Certains modèles peuvent s’appuyer sur des licences dites hybrides pour ouvrir leur accès à tous, tout en conservant la protection des données. Cela peut être considéré, pour les plus experts, à une forme différente d’open source, puisque l’entraînement n’est pas transparent. Une approche plus pragmatique consisterait à dire que l’ouverture des poids et du logiciel sous-jacent suffit à alimenter la collaboration et l’innovation, notamment dans le domaine de l’affinement des modèles par la communauté, qui peut les adapter en fonction de différents scénarios.
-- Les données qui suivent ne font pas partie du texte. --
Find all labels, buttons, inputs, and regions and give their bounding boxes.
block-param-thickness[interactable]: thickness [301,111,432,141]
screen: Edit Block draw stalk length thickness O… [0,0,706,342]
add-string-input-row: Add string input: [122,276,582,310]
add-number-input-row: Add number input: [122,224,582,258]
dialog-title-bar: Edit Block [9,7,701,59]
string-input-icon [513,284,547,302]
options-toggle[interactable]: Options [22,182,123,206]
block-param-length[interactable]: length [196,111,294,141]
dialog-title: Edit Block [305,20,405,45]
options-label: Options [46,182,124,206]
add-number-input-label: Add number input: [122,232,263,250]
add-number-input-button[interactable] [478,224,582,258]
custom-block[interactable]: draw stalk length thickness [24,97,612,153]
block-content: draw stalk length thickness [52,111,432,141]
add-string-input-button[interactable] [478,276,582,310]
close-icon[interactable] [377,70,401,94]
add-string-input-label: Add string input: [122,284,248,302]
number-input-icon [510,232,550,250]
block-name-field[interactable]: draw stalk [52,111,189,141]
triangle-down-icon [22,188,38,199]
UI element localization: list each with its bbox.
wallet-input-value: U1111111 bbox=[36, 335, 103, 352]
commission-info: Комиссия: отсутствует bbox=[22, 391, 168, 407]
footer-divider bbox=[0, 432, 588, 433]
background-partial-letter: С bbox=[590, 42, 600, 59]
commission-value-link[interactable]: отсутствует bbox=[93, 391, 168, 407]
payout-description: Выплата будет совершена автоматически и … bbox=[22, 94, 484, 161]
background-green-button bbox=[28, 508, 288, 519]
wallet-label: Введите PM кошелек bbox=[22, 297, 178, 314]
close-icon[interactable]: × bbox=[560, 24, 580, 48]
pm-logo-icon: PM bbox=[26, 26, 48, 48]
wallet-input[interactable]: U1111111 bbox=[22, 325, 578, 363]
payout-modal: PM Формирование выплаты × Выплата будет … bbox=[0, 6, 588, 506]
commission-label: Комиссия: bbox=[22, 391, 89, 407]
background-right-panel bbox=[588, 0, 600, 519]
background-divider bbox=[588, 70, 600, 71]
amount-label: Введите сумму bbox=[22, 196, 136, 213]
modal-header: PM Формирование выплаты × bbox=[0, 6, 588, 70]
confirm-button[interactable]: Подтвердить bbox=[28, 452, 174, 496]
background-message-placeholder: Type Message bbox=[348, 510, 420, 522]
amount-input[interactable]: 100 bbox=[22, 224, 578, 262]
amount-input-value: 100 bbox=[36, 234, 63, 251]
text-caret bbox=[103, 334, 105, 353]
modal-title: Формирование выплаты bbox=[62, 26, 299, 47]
Développer une gouvernance de l’IA open source, en prenant appui sur des fondations et consortiums définissant les bonnes pratiques et licences standards s’avère nécessaire pour aller plus loin dans le processus. En ce sens, le Conseil de l’Europe a organisé une Convention-cadre sur l’intelligence artificielle, qui aide à atténuer les risques de biais et de discrimination dans les modèles grâce à des outils réglementaires, des chartes éthiques, des documents d’audit ou des indicateurs de fiabilité, permettant ainsi de garantir la réussite des projets en matière d’IA au-delà de leur implémentation. Ces contributions soutiennent l’aspect long-termiste de l’IA et non simplement son image de technologie à la mode, et aident à installer les contours d’une IA plus sécurisée et fiable.

Un modèle peut être entraîné sans que ses données brutes ne soient révélées, avec des techniques de confidentialité différentielle. Cette technique rend possible une collaboration sur un modèle, sans que les données ne soient mises en danger. Il faut toutefois s’appuyer sur l’infrastructure du cloud hybride pour héberger et exécuter ces modèles en toute flexibilité. Les équipes peuvent ainsi mettre en commun leur puissance de calcul et leur expertise, tout en gardant le contrôle de leurs données sensibles et en contribuant à améliorer les modèles en continu, grâce à la combinaison entre des environnements et ressources sur site et sur les clouds.

De nombreuses contraintes réglementaires s’appliquent aujourd’hui à  l’IA « open source », qui offre aux utilisateurs et aux chercheurs une marge de manœuvre utile pour analyser, affiner et réutiliser les modèles, en partageant les poids et le logiciel sous licence libre.

Néanmoins, ce modèle d’ouverture partielle paraît insuffisant au regard d’exigences de transparence de l’open source. Aussi, de nouveaux cadres de gouvernance émergent afin de renforcer la transparence et la collaboration, comme la standardisation des licences ou la mise en place de labels de confiance. Afin de mieux distribuer l’IA et de la rendre plus responsable, le cloud hybride apparaît comme un pilier sur lequel s’appuyer, en raison de sa flexibilité et de sa capacité à concilier souveraineté des données et innovation rapide.

Il est indispensable, pour les entreprises qui souhaitent s’ouvrir le plus possible afin de réduire leur dépendance technologique à un fournisseur de modèle, tout en renforçant leur réelle autonomie stratégique, de se montrer vigilantes sur ces points spécifiques.